Refonder l'école de la République

L’école est un service organique de la République. A l’école, se prépare l’avenir de la Nation. Elle instruit le citoyen, capable de penser par lui-même et d’assumer sa liberté. Mais la République a besoin de savants, de techniciens et de cadres. L’école doit donc assurer la sélection des meilleurs par la promotion de tous. L’élitisme républicain, qui repose sur une exigence collective et sur l’effort individuel, est le meilleur levier pour assurer l’égalité des chances. Le laxisme scolaire enferme les plus défavorisés sur le plan culturel et social et permet la reproduction héréditaire des élites. C’est l’objectif inverse qu’il faut viser.

ANALYSE

L’école va mal, et le quinquennat de Nicolas Sarkozy n’aura fait qu’aggraver la situation : suppression déraisonnable de postes d’enseignants, dans une optique purement comptable et sans vision globale de réorganisation, laxisme face aux violences scolaires en progression continue, dispersion des apprentissages au détriment du français et du calcul, mise à l’arrière-plan de l’histoire de France, pour des raisons essentiellement idéologiques.

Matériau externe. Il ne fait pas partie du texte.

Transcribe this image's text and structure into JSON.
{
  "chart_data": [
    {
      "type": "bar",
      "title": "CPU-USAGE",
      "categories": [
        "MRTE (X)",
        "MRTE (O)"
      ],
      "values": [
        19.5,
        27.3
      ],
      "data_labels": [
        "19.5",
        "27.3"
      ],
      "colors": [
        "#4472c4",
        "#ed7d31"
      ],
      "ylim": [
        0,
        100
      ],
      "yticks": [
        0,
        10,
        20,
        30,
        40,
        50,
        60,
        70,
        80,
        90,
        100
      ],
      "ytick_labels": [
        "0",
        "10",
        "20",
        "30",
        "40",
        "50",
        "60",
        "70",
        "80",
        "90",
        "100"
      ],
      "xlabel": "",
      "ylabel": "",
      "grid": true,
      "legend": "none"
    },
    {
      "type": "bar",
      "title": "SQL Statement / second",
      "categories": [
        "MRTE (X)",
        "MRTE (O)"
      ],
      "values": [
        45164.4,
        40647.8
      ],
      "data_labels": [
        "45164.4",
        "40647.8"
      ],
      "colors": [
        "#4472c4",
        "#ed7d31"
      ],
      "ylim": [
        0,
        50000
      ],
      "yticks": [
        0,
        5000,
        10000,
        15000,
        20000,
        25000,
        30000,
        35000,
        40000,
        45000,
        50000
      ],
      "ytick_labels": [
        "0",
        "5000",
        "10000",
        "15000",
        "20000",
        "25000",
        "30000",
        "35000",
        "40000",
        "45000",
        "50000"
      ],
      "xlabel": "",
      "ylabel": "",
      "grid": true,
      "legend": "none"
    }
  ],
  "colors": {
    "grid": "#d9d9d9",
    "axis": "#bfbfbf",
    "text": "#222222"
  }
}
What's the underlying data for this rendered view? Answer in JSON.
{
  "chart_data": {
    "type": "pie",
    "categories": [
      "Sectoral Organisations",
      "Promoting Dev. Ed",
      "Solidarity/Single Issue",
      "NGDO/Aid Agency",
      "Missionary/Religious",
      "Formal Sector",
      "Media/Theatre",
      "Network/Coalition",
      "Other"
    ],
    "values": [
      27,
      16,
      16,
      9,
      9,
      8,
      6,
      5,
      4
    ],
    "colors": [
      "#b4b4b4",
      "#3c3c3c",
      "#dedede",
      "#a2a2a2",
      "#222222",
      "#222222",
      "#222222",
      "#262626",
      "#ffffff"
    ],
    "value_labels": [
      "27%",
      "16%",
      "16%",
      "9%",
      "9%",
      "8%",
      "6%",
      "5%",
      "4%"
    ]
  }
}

Platon a écrit : « Lorsque les maîtres tremblent devant leurs élèves et préfèrent les flatter, lorsque les jeunes méprisent les lois parce qu’ils ne reconnaissent plus au dessus d’eux l’autorité de rien ni de personne, alors c’est là en toute beauté et en toute jeunesse le début de la tyrannie. »

Ce qui n’était à l’époque qu’une réflexion philosophique très juste est aujourd’hui devenue réalité dans bon nombre d’établissements scolaires. Depuis une quinzaine d’années, l’insécurité à l’école n’a cessé de progresser, de l’ordre de 10% par an d’après les chiffres officiels. Or la transmission du savoir ne peut s’effectuer ni dans le chaos, ni dans l’anarchie.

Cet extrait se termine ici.